Intanto, usando l’antibiotico giusto si fa già un grande passo avanti perché i batteri agiscono un po’ secondo l’effetto gregge e, riducendone il numero, non formano biofilm.
Bisogna poi adottare strategie combinate che possano rimuovere il biofilm sia meccanicamente che dal punto di vista farmacologico e infine usare l’antibiotico.
Ci sono molecole che attaccano direttamente il biofilm. Una di queste è l’anicetilcisteina, un mucolitico che ha una certa efficacia. Ora abbiamo allo studio delle molecole naturali prodotte da altri batteri che hanno una potente attività antibiofilm, in qualche modo stiamo operando proprio come con i primi antibiotici, che erano stati prodotti da muffe.
I biofilm sono diversi per ciascun tipo di batterio e batteri della stessa specie di Staphylococcus aureus o Staphylococcus epidermidis (i microrganismi che troviamo dal 50% al 70% delle infezioni protesiche) possono produrre biofilm diversi tra loro.

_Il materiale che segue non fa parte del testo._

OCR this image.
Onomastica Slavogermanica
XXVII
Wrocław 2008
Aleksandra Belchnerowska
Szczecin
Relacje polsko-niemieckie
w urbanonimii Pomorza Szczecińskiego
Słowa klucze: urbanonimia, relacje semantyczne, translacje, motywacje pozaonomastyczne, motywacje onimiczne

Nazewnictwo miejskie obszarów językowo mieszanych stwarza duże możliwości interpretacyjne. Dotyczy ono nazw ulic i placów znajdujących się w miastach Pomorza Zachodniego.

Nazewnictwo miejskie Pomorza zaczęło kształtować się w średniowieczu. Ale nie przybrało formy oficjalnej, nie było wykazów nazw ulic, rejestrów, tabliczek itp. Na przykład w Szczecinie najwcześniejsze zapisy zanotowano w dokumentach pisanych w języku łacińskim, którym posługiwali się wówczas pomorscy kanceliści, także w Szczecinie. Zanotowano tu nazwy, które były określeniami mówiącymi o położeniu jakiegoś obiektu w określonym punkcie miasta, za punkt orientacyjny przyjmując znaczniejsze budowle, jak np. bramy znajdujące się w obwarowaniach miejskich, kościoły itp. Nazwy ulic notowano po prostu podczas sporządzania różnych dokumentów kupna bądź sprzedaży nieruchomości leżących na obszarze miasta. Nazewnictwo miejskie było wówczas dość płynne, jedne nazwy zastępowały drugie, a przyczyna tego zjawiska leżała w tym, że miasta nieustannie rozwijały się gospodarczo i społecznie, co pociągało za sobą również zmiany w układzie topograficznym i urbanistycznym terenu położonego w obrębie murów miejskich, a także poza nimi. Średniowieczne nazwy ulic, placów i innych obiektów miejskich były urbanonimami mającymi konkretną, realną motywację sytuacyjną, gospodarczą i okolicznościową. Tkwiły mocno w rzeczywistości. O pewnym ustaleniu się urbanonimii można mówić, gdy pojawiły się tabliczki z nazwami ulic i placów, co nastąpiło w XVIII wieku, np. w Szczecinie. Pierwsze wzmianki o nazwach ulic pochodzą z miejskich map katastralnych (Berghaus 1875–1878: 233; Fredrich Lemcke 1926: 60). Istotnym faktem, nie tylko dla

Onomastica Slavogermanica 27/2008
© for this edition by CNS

Ma ci sono molecole in grado di distruggere un po’ tutti i biofilm, attaccando per esempio dei ponti di solfuro che sembrano universali e comuni a tutti i biofilm. Abbiamo provato l’n-anicetilcisteina in una quindicina di casi e possiamo confermare che si tratta di una molecola molto ben tollerata, senza alcun effetto collaterale; richiede però un tempo di azione molto lungo ed è applicabile solo localmente, assunta per via orale non funziona. Un altro composto che utilizziamo ormai da qualche anno è un biovetro (BonAlive) con un’attività antibatterica ad ampio spettro senza essere un antibiotico ed è perfettamente tollerato; ne abbiamo ormai un’ampia casistica e ha decisamente mantenuto le promesse. È utilizzato per tumori ossei benigni, ma anche osteomieliti, infezioni dopo osteosintesi o fratture.